So I'm trying to make sense of a scenario in my class exercise which is to find the max and min value of a function. I have two vectors, w and v, of weights which are to sum to 1. The vectors are w = [0.6, 0.2, 0.2]^T v = [0.8, -0.2, 0.4]^T
These vectors form a linear combination of weights M = Aw + Bv, and A and B must sum to 1. The function we are then optimizing is r = [0.1, 0.2, 0.1] • M
The constraints are as follows: 0 ≤ (0.6A + 0.8B) <= 1 , 0 ≤ (0.2A - 0.2B) <= 1 , 0 ≤ (0.2A + 0.4B) <= 1
The answer we should get are A = B = .5 for the minimum value of r which is 0.1. For the maximum we should get A = 2, B = -1 with r = 0.16. But the values I'm getting for the max are A = 3.5714286, B = -1.4285714, and for the min I'm getting A = B = 0.
Below is the code.
import pulp as p
from pulp import *
problem = LpProblem('Car Factory', LpMaximize)
A = LpVariable('Amound of w', cat=LpContinuous)
B = LpVariable('Amount of v', cat=LpContinuous)
#Objective Function
problem += (0.1)*(0.6*A + 0.8*B) + (0.2)*(0.2*A - 0.2*B) + (0.1)*(0.2*A + 0.4*B) , 'Objective Function'
#Constraints
problem += (0.6*A + 0.8*B) <= 1 , 'A'
problem += (0.6*A + 0.8*B) >= 0 , 'AL'
problem += (0.2*A - 0.2*B) <= 1, 'B'
problem += (0.2*A - 0.2*B) >= 0, 'BL'
problem += (0.2*A + 0.4*B) <= 1, 'C'
problem += (0.2*A + 0.4*B) >= 0, 'CL'
problem.solve()
print("Amount of w: ", A.varValue)
print("Amount of v: ", B.varValue)
print("total: ", value(problem.objective))
I'm sure it has to do with the set up which I'm just not seeing. And also is there a more efficient way to put this together?
I think you are missing a constraint, which would explain your deviation from the expected result.
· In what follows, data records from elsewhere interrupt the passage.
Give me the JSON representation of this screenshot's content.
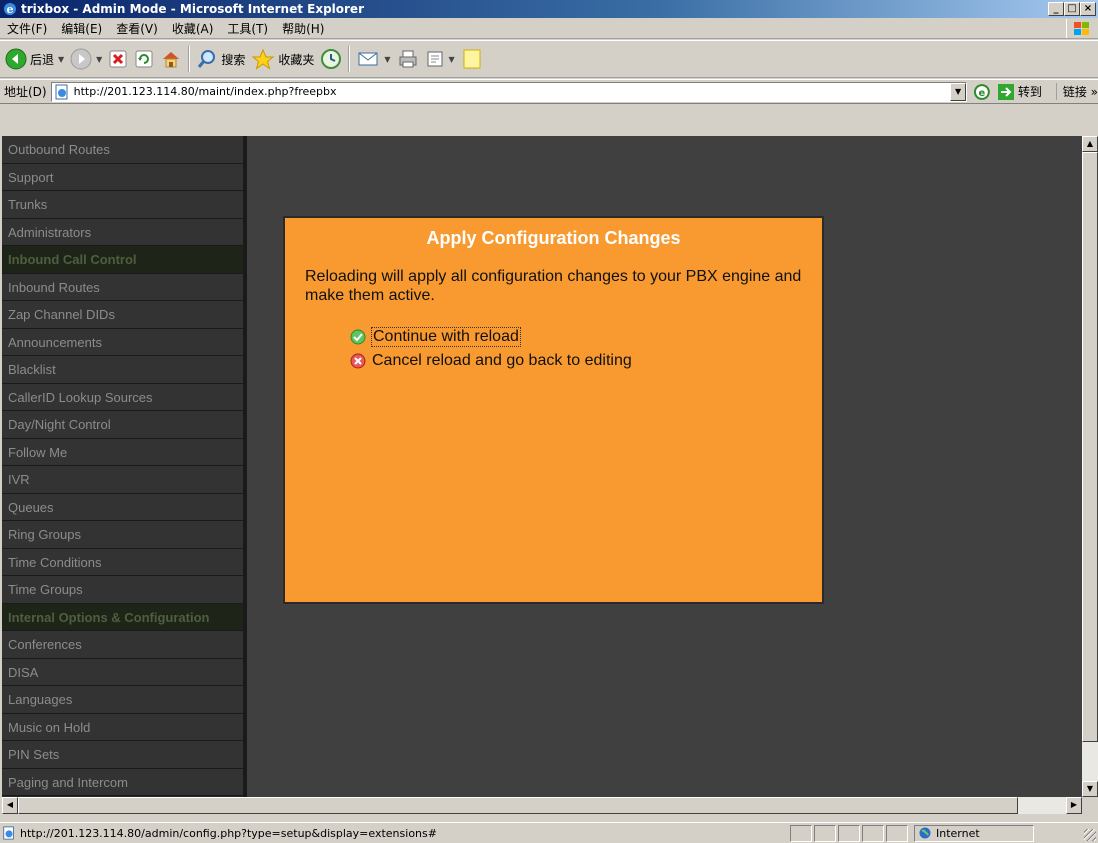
{
  "window": {
    "title": "trixbox - Admin Mode - Microsoft Internet Explorer",
    "controls": [
      "_",
      "□",
      "×"
    ]
  },
  "menubar": {
    "items": [
      "文件(F)",
      "编辑(E)",
      "查看(V)",
      "收藏(A)",
      "工具(T)",
      "帮助(H)"
    ]
  },
  "toolbar": {
    "back_label": "后退",
    "search_label": "搜索",
    "favorites_label": "收藏夹"
  },
  "addressbar": {
    "label": "地址(D)",
    "url": "http://201.123.114.80/maint/index.php?freepbx",
    "go_label": "转到",
    "links_label": "链接 »"
  },
  "sidebar": {
    "items": [
      {
        "label": "Outbound Routes",
        "type": "item"
      },
      {
        "label": "Support",
        "type": "item"
      },
      {
        "label": "Trunks",
        "type": "item"
      },
      {
        "label": "Administrators",
        "type": "item"
      },
      {
        "label": "Inbound Call Control",
        "type": "header"
      },
      {
        "label": "Inbound Routes",
        "type": "item"
      },
      {
        "label": "Zap Channel DIDs",
        "type": "item"
      },
      {
        "label": "Announcements",
        "type": "item"
      },
      {
        "label": "Blacklist",
        "type": "item"
      },
      {
        "label": "CallerID Lookup Sources",
        "type": "item"
      },
      {
        "label": "Day/Night Control",
        "type": "item"
      },
      {
        "label": "Follow Me",
        "type": "item"
      },
      {
        "label": "IVR",
        "type": "item"
      },
      {
        "label": "Queues",
        "type": "item"
      },
      {
        "label": "Ring Groups",
        "type": "item"
      },
      {
        "label": "Time Conditions",
        "type": "item"
      },
      {
        "label": "Time Groups",
        "type": "item"
      },
      {
        "label": "Internal Options & Configuration",
        "type": "header"
      },
      {
        "label": "Conferences",
        "type": "item"
      },
      {
        "label": "DISA",
        "type": "item"
      },
      {
        "label": "Languages",
        "type": "item"
      },
      {
        "label": "Music on Hold",
        "type": "item"
      },
      {
        "label": "PIN Sets",
        "type": "item"
      },
      {
        "label": "Paging and Intercom",
        "type": "item"
      }
    ]
  },
  "dialog": {
    "title": "Apply Configuration Changes",
    "message": "Reloading will apply all configuration changes to your PBX engine and make them active.",
    "continue_label": "Continue with reload",
    "cancel_label": "Cancel reload and go back to editing",
    "color": "#f99a31"
  },
  "statusbar": {
    "url": "http://201.123.114.80/admin/config.php?type=setup&display=extensions#",
    "zone": "Internet"
  }
}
Where is your constraint that:
A + B == 1
Also, you are importing pulp twice, which may cause some confusion in the namespace of your code. Do one or the other, not both.
On expressing the problem more efficiently...? Nahh. You could treat your two column vectors as arrays of length 3 and do the math in your objective a bit differently, but it probably isn't worth it and your variables are just scalars, so I'd write it as you did. Now if the vectors were much larger, or if the variables were vectors, sure, I'd do something else.
pulp doesn't naturally handle vectors (like numpy arrays) to my knowledge. If you are going to be doing a lot of optimization in vector-matrix format and you are comfortable with the linear algebra, you might look at cvxpy which handles them naturally. If you're in a class that uses pulp, it's just fine to learn the basics.